It's been a while since I've shared any short fiction I've written, partially due to the end of the weekly Flash! Friday contests. So how about a story? This piece was included in Scripting Change's anthology Beyond the Words. (If you haven't yet grabbed a copy, you should—all proceeds are donated to support literacy!)
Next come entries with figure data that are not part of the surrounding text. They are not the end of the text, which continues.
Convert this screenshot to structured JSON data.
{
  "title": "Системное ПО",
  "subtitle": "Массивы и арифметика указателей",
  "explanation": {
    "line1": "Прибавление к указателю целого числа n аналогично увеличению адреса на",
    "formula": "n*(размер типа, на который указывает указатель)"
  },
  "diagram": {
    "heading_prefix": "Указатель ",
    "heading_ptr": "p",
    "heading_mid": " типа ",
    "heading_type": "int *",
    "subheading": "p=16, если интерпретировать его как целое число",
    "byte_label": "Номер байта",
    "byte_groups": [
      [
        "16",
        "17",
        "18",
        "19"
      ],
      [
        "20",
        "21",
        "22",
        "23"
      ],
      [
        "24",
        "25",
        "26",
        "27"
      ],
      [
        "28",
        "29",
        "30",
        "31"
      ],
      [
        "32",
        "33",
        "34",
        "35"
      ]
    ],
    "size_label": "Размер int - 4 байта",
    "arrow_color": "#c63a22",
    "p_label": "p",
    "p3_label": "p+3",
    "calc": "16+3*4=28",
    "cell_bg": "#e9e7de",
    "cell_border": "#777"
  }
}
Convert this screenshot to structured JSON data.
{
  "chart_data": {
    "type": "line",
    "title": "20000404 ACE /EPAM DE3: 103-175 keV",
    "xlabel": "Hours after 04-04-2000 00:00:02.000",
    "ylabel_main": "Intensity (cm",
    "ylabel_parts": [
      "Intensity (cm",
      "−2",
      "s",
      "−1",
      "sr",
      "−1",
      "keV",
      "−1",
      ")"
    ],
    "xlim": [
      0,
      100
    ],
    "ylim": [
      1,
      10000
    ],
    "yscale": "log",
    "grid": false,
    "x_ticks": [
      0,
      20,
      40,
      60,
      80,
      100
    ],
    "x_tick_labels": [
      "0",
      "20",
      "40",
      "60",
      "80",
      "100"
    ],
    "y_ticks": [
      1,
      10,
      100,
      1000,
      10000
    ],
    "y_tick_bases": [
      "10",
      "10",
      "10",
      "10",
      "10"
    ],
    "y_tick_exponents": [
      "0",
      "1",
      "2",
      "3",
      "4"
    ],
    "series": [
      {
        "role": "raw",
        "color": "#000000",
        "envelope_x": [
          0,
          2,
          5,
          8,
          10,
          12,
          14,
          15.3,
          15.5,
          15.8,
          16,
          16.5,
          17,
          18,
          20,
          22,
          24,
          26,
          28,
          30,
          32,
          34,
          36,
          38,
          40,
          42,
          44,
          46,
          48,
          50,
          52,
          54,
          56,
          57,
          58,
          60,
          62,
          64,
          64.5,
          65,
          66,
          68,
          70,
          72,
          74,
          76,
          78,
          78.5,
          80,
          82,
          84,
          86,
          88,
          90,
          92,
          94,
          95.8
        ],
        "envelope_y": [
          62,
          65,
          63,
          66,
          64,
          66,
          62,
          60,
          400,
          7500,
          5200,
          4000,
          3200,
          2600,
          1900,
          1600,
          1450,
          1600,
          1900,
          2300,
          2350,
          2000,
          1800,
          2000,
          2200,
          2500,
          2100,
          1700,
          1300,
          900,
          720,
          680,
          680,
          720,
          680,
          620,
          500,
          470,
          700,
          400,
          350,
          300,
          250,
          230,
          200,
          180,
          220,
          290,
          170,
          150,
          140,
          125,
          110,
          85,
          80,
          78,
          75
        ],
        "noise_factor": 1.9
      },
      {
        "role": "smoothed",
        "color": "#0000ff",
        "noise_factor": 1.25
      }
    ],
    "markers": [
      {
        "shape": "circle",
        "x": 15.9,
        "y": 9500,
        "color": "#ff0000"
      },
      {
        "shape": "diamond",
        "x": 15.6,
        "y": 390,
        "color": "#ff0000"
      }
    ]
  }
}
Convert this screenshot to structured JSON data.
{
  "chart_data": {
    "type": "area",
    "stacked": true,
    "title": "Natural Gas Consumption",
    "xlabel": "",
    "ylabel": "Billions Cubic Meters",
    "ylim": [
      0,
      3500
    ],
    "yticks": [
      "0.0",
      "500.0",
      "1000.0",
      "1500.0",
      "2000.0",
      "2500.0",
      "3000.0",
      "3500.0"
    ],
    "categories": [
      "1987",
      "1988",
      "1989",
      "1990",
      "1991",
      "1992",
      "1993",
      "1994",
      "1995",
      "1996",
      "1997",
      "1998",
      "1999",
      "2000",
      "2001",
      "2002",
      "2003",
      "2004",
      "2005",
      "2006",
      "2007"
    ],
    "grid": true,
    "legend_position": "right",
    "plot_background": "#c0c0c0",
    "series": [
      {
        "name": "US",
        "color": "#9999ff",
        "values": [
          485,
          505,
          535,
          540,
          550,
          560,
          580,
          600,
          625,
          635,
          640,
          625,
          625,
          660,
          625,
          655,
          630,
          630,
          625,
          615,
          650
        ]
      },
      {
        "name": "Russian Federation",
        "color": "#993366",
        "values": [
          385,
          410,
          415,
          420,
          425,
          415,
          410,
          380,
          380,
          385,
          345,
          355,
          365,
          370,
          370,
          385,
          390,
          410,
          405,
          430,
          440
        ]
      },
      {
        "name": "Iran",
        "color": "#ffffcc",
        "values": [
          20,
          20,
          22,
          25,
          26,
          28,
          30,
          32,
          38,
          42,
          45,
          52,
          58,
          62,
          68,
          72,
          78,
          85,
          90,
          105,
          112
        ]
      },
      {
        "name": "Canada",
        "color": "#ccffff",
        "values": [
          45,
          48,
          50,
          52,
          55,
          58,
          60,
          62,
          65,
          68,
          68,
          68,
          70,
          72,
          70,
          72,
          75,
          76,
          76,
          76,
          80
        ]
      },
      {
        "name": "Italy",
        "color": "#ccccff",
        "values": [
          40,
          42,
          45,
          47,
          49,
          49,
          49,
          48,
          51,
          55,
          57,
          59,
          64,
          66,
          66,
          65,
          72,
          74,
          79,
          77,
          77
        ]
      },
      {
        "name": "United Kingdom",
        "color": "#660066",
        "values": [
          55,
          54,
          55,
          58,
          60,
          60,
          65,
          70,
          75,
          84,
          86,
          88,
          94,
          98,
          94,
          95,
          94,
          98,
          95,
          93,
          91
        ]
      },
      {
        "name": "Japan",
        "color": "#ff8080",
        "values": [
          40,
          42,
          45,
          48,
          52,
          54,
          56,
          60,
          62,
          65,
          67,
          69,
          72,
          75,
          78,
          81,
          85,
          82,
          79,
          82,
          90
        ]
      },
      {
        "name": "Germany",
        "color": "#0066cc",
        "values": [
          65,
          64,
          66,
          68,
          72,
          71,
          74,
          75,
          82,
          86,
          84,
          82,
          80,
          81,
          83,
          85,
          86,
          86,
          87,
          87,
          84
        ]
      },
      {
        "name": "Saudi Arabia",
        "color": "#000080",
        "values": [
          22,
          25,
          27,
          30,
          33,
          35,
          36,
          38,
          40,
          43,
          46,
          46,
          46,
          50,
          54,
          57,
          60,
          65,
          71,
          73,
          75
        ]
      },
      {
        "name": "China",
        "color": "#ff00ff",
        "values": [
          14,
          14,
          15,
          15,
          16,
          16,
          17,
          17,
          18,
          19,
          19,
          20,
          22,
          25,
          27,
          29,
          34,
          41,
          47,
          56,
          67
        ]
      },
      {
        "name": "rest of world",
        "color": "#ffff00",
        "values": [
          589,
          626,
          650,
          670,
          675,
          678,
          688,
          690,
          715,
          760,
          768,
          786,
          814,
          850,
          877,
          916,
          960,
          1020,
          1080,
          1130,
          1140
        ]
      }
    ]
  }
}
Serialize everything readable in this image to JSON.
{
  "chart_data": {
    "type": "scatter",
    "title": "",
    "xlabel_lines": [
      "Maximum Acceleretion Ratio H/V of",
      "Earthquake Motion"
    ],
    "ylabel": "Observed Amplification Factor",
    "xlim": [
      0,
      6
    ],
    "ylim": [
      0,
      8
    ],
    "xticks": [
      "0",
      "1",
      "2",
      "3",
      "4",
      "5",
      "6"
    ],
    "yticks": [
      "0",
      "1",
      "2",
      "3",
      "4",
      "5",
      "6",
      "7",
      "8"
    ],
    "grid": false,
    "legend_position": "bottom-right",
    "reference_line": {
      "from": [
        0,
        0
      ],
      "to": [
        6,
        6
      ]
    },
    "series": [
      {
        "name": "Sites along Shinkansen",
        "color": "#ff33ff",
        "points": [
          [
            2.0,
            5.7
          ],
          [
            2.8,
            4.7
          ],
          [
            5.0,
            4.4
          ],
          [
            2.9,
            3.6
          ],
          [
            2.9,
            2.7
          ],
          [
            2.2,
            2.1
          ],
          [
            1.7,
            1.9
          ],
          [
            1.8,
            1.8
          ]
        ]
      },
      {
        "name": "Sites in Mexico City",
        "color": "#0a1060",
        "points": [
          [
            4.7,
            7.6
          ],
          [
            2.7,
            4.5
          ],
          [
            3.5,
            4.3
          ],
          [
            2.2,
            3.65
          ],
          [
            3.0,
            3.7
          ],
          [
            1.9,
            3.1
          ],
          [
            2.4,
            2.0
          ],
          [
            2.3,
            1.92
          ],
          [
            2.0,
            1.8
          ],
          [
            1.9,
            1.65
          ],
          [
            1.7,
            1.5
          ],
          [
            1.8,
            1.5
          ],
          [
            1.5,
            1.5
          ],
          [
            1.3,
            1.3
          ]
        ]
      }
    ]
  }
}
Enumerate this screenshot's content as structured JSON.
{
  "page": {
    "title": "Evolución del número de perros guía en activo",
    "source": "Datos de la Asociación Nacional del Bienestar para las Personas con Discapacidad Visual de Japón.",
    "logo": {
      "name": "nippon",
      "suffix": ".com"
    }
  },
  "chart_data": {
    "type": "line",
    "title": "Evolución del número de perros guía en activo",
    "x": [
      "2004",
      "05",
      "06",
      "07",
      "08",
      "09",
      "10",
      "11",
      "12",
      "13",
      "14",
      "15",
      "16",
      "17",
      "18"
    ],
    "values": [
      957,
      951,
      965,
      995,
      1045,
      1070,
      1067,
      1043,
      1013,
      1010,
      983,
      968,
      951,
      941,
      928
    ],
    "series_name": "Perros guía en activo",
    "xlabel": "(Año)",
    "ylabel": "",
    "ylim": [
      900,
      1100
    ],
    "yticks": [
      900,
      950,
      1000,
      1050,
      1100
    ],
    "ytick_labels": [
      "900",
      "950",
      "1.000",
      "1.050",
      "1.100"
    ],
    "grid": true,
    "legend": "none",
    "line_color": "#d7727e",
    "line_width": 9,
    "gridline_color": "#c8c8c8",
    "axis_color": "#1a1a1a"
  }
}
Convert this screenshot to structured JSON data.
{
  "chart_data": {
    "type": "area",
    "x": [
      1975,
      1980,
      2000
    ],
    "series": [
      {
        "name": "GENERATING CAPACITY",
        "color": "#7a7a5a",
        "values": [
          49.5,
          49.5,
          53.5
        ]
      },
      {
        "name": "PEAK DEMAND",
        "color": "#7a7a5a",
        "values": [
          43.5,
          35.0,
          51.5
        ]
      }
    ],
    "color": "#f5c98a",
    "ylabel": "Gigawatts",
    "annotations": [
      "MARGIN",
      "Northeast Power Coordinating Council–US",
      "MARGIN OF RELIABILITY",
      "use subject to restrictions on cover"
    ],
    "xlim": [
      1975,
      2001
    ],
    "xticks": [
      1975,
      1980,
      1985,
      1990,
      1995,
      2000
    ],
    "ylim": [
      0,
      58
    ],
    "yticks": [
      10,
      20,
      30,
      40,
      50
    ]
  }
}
In any case, I hope you enjoy, and I'm looking forward to your thoughts!
Immortalized in Ink
Photo by Heather / CC license |
When was the last time you died?
They say the pages give you lives—open the cover and step through. Escape into the words and find your solace, or adventure. Everything you never knew you needed exists within a book.
Until the story ends.
I’ve lived a thousand lives, and none at all. Each time the cover opens, the path begins anew, an invitation to the reader to walk, hop, duck, devour, run—or linger. Meander through new minds.
How do you read?
Infuse the lines with life. You trade yourself for moments, thoughts that aren’t yours yet wait for you—your heartbeats, gasps, and sighs the only way to matter. The pages flip at fingertips then flutter shut, marked, altered. Characters still, frozen and impatient.
Yearning.
Under your eager eyes they breathe again, huddled in armchairs or splayed out on the floor, cradled in your hands once more until that final page, your fingers’ parting touch a bittersweet caress.
My story stops but doesn’t end.
Shut on the shelf, I wait for you, your children, friends. I’ve memorized the words, the whole of my existence, unchanging. Emotions laid out in snapshots, catalogued yet incomplete, mold to their reader’s temperament, rely on your vicissitudes.
Trapped in my life, I live it over with you.
You laugh, learn, ache, love, grieve, then shed my story like old skin, discard it on a growing pile. Husks wither, dry, decay, but pages stay, a fresh supply.
Immortalized in ink, I wait, and never die.